← Back to context

Comment by idontknowmuch

3 days ago

What tools are "actually working" as of a few years ago? Foundation models, LLMs, computer vision models? Lab automation software and hardware?

If you look at the recent research on ML/AI applications in biology, the majority of work has, for the most part, not provided any tangible benefit for improving the drug discovery pipeline (e.g. clinical trial efficiency, drugs with low ADR/high efficacy).

The only areas showing real benefit have been off-the-shelf LLMs for streamlining informatic work, and protein folding/binding research. But protein structure work is arguably a tiny fraction of the overall cost of bringing a drug to market, and the space is massively oversaturated right now with dozens of startups chasing the same solved problem post-AlphaFold.

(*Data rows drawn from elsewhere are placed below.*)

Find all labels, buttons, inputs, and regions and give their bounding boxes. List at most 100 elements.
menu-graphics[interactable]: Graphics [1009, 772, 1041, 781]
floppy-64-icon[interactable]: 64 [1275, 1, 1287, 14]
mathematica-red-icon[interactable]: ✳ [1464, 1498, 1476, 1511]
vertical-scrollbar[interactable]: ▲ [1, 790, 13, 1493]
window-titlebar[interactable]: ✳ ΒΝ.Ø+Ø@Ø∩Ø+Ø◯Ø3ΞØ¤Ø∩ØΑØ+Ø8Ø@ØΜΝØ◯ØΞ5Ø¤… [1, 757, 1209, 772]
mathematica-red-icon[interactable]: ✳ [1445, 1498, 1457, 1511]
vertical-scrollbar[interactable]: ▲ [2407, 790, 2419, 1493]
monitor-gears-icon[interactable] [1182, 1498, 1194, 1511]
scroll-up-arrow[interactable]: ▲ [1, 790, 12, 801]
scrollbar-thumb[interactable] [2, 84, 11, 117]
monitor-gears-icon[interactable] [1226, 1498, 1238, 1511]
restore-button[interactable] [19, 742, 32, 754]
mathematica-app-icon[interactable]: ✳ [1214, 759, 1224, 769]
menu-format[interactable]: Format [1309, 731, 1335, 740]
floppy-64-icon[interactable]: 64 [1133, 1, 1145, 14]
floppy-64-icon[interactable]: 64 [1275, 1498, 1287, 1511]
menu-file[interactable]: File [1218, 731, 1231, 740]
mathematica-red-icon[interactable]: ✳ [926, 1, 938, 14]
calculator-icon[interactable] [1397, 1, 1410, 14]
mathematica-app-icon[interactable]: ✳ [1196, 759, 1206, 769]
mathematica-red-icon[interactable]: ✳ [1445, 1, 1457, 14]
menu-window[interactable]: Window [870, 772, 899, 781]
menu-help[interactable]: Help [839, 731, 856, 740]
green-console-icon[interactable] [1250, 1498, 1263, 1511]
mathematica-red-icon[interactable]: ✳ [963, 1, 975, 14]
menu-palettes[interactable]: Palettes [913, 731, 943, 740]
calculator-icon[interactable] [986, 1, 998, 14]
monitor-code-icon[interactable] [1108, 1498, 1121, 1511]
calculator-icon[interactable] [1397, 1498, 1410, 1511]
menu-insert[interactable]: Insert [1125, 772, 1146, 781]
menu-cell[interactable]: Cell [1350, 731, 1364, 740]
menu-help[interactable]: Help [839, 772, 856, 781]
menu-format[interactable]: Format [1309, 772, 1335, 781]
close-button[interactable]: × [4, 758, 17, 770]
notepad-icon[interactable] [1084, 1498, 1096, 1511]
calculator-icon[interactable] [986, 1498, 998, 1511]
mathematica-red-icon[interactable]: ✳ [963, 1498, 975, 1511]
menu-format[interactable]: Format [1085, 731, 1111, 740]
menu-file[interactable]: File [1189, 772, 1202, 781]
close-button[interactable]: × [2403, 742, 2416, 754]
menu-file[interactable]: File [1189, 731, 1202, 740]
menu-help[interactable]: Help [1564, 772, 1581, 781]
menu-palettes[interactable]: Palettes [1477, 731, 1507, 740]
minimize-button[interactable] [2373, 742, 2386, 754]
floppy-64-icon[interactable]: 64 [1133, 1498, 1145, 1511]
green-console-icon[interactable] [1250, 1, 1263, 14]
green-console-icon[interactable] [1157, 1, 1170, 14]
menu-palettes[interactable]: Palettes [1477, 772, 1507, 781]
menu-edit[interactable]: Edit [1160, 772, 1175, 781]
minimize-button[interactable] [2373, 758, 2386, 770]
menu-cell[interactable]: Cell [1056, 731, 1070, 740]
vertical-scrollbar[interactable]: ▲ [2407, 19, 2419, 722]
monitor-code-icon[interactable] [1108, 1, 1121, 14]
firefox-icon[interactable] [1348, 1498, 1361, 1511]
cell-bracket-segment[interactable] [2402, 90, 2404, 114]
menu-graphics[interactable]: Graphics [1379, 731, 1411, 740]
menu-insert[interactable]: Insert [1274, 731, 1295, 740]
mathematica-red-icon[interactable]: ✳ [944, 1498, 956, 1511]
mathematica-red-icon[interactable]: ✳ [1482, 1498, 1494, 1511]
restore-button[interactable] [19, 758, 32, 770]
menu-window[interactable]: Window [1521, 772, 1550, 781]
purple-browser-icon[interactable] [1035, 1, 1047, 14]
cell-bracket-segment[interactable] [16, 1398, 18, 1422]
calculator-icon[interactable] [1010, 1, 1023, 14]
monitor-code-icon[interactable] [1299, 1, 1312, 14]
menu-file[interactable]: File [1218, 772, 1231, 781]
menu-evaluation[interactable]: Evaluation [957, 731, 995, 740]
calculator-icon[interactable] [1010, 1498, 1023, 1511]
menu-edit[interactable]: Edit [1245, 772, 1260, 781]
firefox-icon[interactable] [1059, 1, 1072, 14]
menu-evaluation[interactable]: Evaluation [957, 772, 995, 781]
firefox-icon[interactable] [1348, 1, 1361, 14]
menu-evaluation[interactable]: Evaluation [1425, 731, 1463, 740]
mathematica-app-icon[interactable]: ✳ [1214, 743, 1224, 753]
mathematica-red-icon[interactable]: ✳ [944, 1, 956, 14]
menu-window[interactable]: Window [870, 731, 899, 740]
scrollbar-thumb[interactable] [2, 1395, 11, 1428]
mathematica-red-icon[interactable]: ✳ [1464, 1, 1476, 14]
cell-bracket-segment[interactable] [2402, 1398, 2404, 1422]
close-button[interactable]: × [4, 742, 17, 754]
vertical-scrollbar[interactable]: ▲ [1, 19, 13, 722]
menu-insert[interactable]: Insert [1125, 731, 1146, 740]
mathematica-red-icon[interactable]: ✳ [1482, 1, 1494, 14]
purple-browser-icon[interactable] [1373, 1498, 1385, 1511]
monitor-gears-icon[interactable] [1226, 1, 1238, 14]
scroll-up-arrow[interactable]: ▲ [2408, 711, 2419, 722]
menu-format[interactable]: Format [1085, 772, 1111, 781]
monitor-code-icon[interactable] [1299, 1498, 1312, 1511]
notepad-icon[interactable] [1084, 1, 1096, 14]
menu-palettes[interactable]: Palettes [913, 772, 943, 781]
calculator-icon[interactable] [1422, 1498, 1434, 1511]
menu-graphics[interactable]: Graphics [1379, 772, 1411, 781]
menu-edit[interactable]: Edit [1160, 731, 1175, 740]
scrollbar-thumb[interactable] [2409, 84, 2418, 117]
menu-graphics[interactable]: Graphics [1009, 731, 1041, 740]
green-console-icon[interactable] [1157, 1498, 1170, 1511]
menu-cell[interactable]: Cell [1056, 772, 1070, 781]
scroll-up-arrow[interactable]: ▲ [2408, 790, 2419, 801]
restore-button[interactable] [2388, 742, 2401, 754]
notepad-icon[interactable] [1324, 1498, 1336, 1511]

Meanwhile, the actual bottlenecks—predicting in vivo efficacy, understanding complex disease mechanisms, navigating clinical trials—remain basically untouched by current ML approaches. The capital seems to be flowing to technically tractable problems rather than commercially important ones.

Maybe you can elaborate on what you're seeing? But from where I'm sitting, most VCs funding bio startups seem to be extrapolating from AI success in other domains without understanding where the real value creation opportunities are in drug discovery and development.

These days it's almost trivial to design a binder against a target of interest with computation alone (tools like boltzgen, many others). While that's not the main bottleneck to drug development (imo you are correct about the main bottlenecks), it's still a huge change from the state of technology even 1 or 2 years ago, where finding that same binder could take months or years, and generally with a lot more resources thrown at the problem. These kinds of computational tools only started working really well quite recently (e.g., high enough hit rates for small scale screening where you just order a few designs, good Kd, target specificity out of the box).

So both things can be true: the more important bottlenecks remain, but progress on discovery work has been very exciting.

  • As noted, I agree on the great strides made in the protein space. However, the over saturation and redundancy in tools and products in this space should make it pretty obvious that selling API calls and compute time for protein binding, annd related tasks, isn’t a viable business beyond the short term.